The presidency said it would not comment on court cases.
The EU, which Turkey seeks to join, claimed the arrests violated Ankara’s commitment to fundamental rights.
Fincanci, 57, a professor of forensic medicine, is particularly well-known, having won the first International Medical Peace Award for helping establish UN principles for detecting and documenting torture.
Erdogan has vowed to stamp out a three-decade insurgency by Kurdistan Workers Party (PKK) militants that flared anew a year ago after peace talks he spearheaded collapsed.
Left-wing Ozgur Gundem, which has a circulation of 7,500, has featured the writings of Abdullah Ocalan, the PKK’s jailed leader, and has published columns by senior rebel commanders.

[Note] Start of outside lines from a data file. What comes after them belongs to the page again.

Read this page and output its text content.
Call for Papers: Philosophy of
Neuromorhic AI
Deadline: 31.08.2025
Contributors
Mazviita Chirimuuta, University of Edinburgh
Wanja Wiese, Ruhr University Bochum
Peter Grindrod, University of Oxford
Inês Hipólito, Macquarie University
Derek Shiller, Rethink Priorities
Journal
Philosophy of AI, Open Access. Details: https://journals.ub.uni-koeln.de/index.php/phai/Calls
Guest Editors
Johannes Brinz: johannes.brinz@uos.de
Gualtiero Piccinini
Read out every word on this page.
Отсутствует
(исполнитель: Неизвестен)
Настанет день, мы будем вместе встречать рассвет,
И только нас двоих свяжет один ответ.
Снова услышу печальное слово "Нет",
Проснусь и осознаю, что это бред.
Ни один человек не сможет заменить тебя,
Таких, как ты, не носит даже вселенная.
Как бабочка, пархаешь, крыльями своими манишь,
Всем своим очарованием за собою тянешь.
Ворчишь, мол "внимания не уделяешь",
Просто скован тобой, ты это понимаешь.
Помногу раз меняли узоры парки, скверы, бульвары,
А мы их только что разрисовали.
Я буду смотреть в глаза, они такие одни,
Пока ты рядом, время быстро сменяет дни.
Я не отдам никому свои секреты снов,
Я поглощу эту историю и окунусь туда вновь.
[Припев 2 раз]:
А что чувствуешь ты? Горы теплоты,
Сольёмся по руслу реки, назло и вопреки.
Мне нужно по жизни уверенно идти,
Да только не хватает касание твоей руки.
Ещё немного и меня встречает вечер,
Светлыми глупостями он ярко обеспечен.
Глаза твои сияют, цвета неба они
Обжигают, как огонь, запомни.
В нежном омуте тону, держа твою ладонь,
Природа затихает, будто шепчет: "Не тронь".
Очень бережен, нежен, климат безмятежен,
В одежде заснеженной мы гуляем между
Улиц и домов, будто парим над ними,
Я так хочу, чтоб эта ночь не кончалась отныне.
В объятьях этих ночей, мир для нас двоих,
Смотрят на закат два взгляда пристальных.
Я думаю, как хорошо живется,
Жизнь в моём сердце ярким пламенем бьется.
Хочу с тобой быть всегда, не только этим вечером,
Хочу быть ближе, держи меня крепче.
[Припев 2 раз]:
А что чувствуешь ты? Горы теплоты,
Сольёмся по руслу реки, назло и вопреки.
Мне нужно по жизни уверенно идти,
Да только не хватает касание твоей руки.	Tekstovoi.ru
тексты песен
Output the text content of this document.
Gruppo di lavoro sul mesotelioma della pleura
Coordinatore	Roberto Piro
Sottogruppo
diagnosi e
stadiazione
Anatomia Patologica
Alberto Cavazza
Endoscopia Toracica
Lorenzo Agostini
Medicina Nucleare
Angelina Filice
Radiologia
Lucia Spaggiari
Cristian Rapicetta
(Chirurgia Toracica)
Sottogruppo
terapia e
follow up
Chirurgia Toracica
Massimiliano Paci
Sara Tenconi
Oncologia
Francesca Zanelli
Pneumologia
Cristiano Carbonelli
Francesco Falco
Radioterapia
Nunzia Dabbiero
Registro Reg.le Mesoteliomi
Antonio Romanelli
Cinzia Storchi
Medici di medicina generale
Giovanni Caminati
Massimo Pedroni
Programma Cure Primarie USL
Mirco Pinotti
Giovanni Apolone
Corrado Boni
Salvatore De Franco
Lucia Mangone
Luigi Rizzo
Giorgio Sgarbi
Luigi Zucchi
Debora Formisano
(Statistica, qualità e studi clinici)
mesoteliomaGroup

Turkey, the US and EU list the PKK as a terrorist group.
The Index on Censorship says 20 journalists have been detained in Turkey this year.
Most are Kurds working in the strife-hit southeast.
Can Dundar, editor-in-chief of the secularist Cumhuriyet newspaper which is often at odds with Ozgur Gundem’s pro-Kurdish stance, yesterday took on the symbolic role of editor-in-chief.
Dundar was jailed for five years last month over coverage of alleged arms shipments to Syrian rebels, but is free pending appeal.
He is aware he could be prosecuted again after his stint at the helm of Ozgur Gundem.
“If we don’t stand together, we will all lose. The time is now to support each other,” he told Reuters.